Вся комната, от пола до потолка, была заставлена крепкими дубовыми бочонками. Ольгерд шагнул со света, достал нож, поднял крышку у ближнего, удовлетворенно цокнул. Бочонок под верхний обод был наполнен ровным серым порошком.
Вернувшись, подозвал трущегося у стены пушкаря.
– Фитиль у тебя имеется?
– Ты что у-удумал? – Пушкарь, оправившийся было от испуга, начал заикаться. – И-измену затеял? Б-башню п-подорвать?
– Какая, к чёрту измена?! – взвился Ольгерд. – Башню через час-другой возьмут. И этим же порохом в стене пролом сделают да пойдут по нему как на парад.
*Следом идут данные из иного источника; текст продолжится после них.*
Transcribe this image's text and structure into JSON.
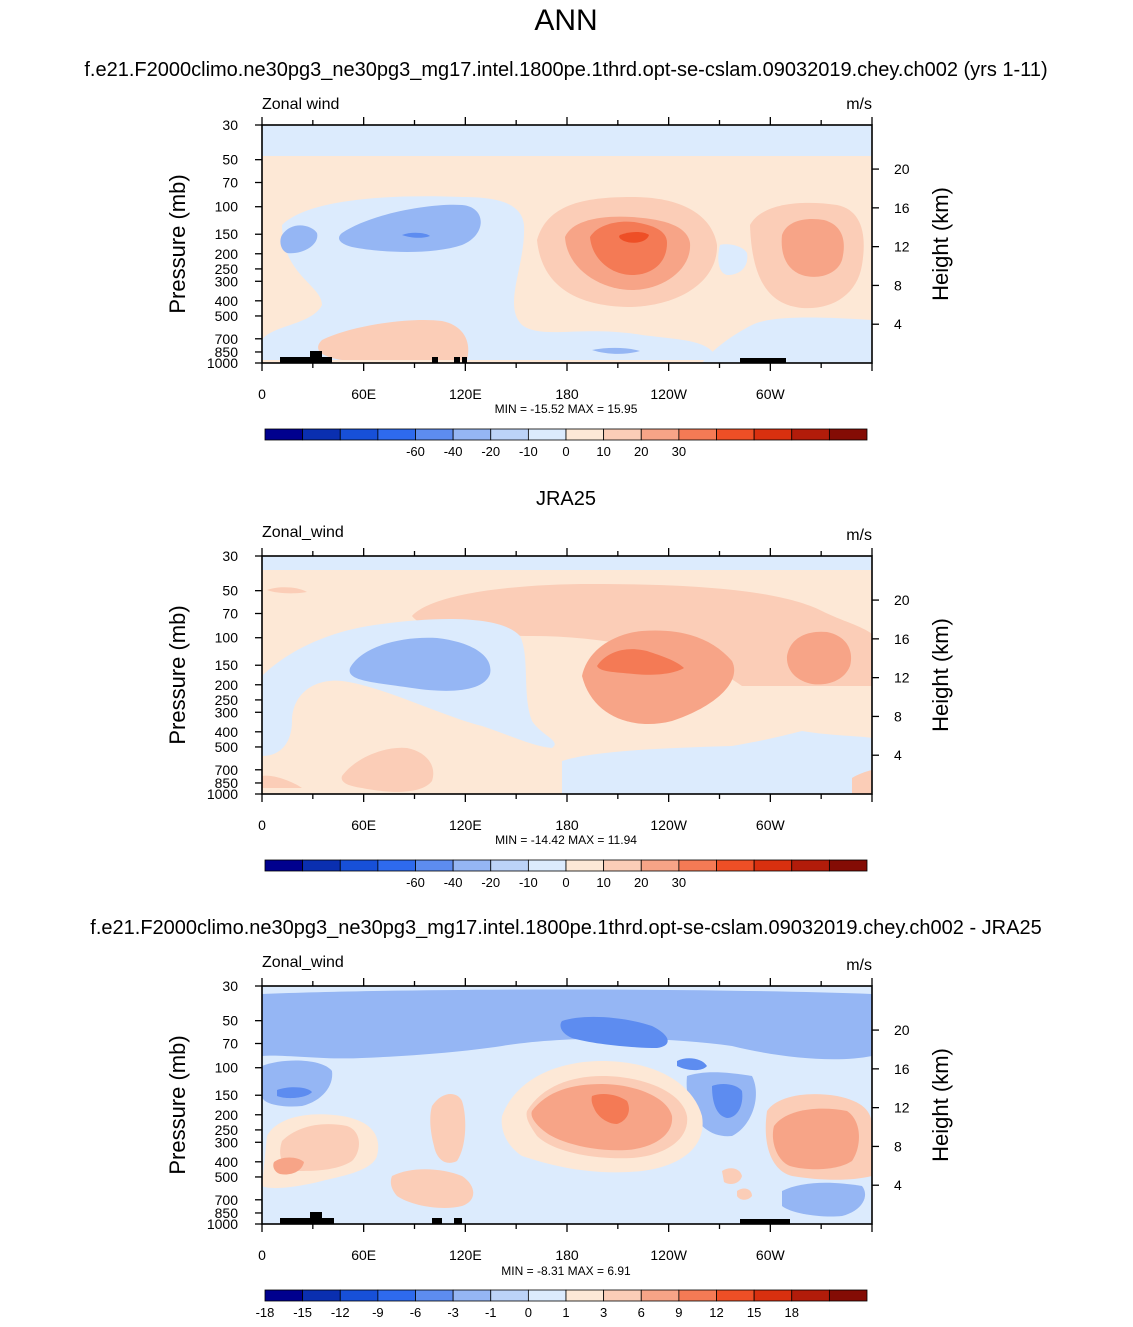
{
  "figure_title": "ANN",
  "chart_data": [
    {
      "type": "heatmap",
      "title": "f.e21.F2000climo.ne30pg3_ne30pg3_mg17.intel.1800pe.1thrd.opt-se-cslam.09032019.chey.ch002 (yrs 1-11)",
      "variable_label": "Zonal wind",
      "units": "m/s",
      "ylabel": "Pressure (mb)",
      "y2label": "Height (km)",
      "x_ticks": [
        "0",
        "60E",
        "120E",
        "180",
        "120W",
        "60W"
      ],
      "y_ticks": [
        "30",
        "50",
        "70",
        "100",
        "150",
        "200",
        "250",
        "300",
        "400",
        "500",
        "700",
        "850",
        "1000"
      ],
      "y2_ticks": [
        "20",
        "16",
        "12",
        "8",
        "4"
      ],
      "stats": "MIN = -15.52  MAX =  15.95",
      "min": -15.52,
      "max": 15.95,
      "colorbar_labels": [
        "-60",
        "-40",
        "-20",
        "-10",
        "0",
        "10",
        "20",
        "30"
      ],
      "colorbar_colors": [
        "#00008e",
        "#0a2fb0",
        "#1750d8",
        "#2e6aee",
        "#5d8cf0",
        "#95b6f4",
        "#bcd3f8",
        "#dcebfd",
        "#fde8d6",
        "#fbcdb7",
        "#f7a487",
        "#f47a55",
        "#ee4f26",
        "#d9300f",
        "#b21c0a",
        "#840c05"
      ]
    },
    {
      "type": "heatmap",
      "title": "JRA25",
      "variable_label": "Zonal_wind",
      "units": "m/s",
      "ylabel": "Pressure (mb)",
      "y2label": "Height (km)",
      "x_ticks": [
        "0",
        "60E",
        "120E",
        "180",
        "120W",
        "60W"
      ],
      "y_ticks": [
        "30",
        "50",
        "70",
        "100",
        "150",
        "200",
        "250",
        "300",
        "400",
        "500",
        "700",
        "850",
        "1000"
      ],
      "y2_ticks": [
        "20",
        "16",
        "12",
        "8",
        "4"
      ],
      "stats": "MIN = -14.42  MAX =  11.94",
      "min": -14.42,
      "max": 11.94,
      "colorbar_labels": [
        "-60",
        "-40",
        "-20",
        "-10",
        "0",
        "10",
        "20",
        "30"
      ],
      "colorbar_colors": [
        "#00008e",
        "#0a2fb0",
        "#1750d8",
        "#2e6aee",
        "#5d8cf0",
        "#95b6f4",
        "#bcd3f8",
        "#dcebfd",
        "#fde8d6",
        "#fbcdb7",
        "#f7a487",
        "#f47a55",
        "#ee4f26",
        "#d9300f",
        "#b21c0a",
        "#840c05"
      ]
    },
    {
      "type": "heatmap",
      "title": "f.e21.F2000climo.ne30pg3_ne30pg3_mg17.intel.1800pe.1thrd.opt-se-cslam.09032019.chey.ch002 - JRA25",
      "variable_label": "Zonal_wind",
      "units": "m/s",
      "ylabel": "Pressure (mb)",
      "y2label": "Height (km)",
      "x_ticks": [
        "0",
        "60E",
        "120E",
        "180",
        "120W",
        "60W"
      ],
      "y_ticks": [
        "30",
        "50",
        "70",
        "100",
        "150",
        "200",
        "250",
        "300",
        "400",
        "500",
        "700",
        "850",
        "1000"
      ],
      "y2_ticks": [
        "20",
        "16",
        "12",
        "8",
        "4"
      ],
      "stats": "MIN =  -8.31  MAX =   6.91",
      "min": -8.31,
      "max": 6.91,
      "colorbar_labels": [
        "-18",
        "-15",
        "-12",
        "-9",
        "-6",
        "-3",
        "-1",
        "0",
        "1",
        "3",
        "6",
        "9",
        "12",
        "15",
        "18"
      ],
      "colorbar_colors": [
        "#00008e",
        "#0a2fb0",
        "#1750d8",
        "#2e6aee",
        "#5d8cf0",
        "#95b6f4",
        "#bcd3f8",
        "#dcebfd",
        "#fde8d6",
        "#fbcdb7",
        "#f7a487",
        "#f47a55",
        "#ee4f26",
        "#d9300f",
        "#b21c0a",
        "#840c05"
      ]
    }
  ]
}
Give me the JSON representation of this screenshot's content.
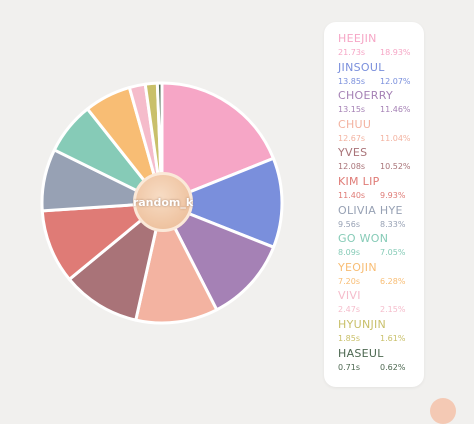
{
  "chart_data": {
    "type": "pie",
    "center_label": "random_k",
    "slices": [
      {
        "name": "HEEJIN",
        "time": "21.73s",
        "percent_label": "18.93%",
        "value": 18.93,
        "color": "#f6a6c6"
      },
      {
        "name": "JINSOUL",
        "time": "13.85s",
        "percent_label": "12.07%",
        "value": 12.07,
        "color": "#7a8fdc"
      },
      {
        "name": "CHOERRY",
        "time": "13.15s",
        "percent_label": "11.46%",
        "value": 11.46,
        "color": "#a581b5"
      },
      {
        "name": "CHUU",
        "time": "12.67s",
        "percent_label": "11.04%",
        "value": 11.04,
        "color": "#f3b3a1"
      },
      {
        "name": "YVES",
        "time": "12.08s",
        "percent_label": "10.52%",
        "value": 10.52,
        "color": "#a97378"
      },
      {
        "name": "KIM LIP",
        "time": "11.40s",
        "percent_label": "9.93%",
        "value": 9.93,
        "color": "#df7b76"
      },
      {
        "name": "OLIVIA HYE",
        "time": "9.56s",
        "percent_label": "8.33%",
        "value": 8.33,
        "color": "#97a1b4"
      },
      {
        "name": "GO WON",
        "time": "8.09s",
        "percent_label": "7.05%",
        "value": 7.05,
        "color": "#86cbb7"
      },
      {
        "name": "YEOJIN",
        "time": "7.20s",
        "percent_label": "6.28%",
        "value": 6.28,
        "color": "#f8bd74"
      },
      {
        "name": "VIVI",
        "time": "2.47s",
        "percent_label": "2.15%",
        "value": 2.15,
        "color": "#f5bccb"
      },
      {
        "name": "HYUNJIN",
        "time": "1.85s",
        "percent_label": "1.61%",
        "value": 1.61,
        "color": "#c9c06a"
      },
      {
        "name": "HASEUL",
        "time": "0.71s",
        "percent_label": "0.62%",
        "value": 0.62,
        "color": "#4d6851"
      }
    ]
  }
}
В глазах артиллериста начало зреть понимание. Он кивнул, опасливо глядя на Ольгерда, и указал в дальний угол, где, поставленная на попа, виднелась катушка, намотанная чем-то вроде толстой серой бечевы.
Ольгерд ринулся к катушке, отмотал на глаз кусок, которого должно было хватить от пороховой камеры до выхода из башни, погрузил в серый порошок конец фитиля и закрепил его на проушине. Подбежал к выходу, обрезал фитиль, приладил второй, затем, чуть подумав, и третий. Вылетел пулей на улицу, обнаружил нужного человека, подозвал.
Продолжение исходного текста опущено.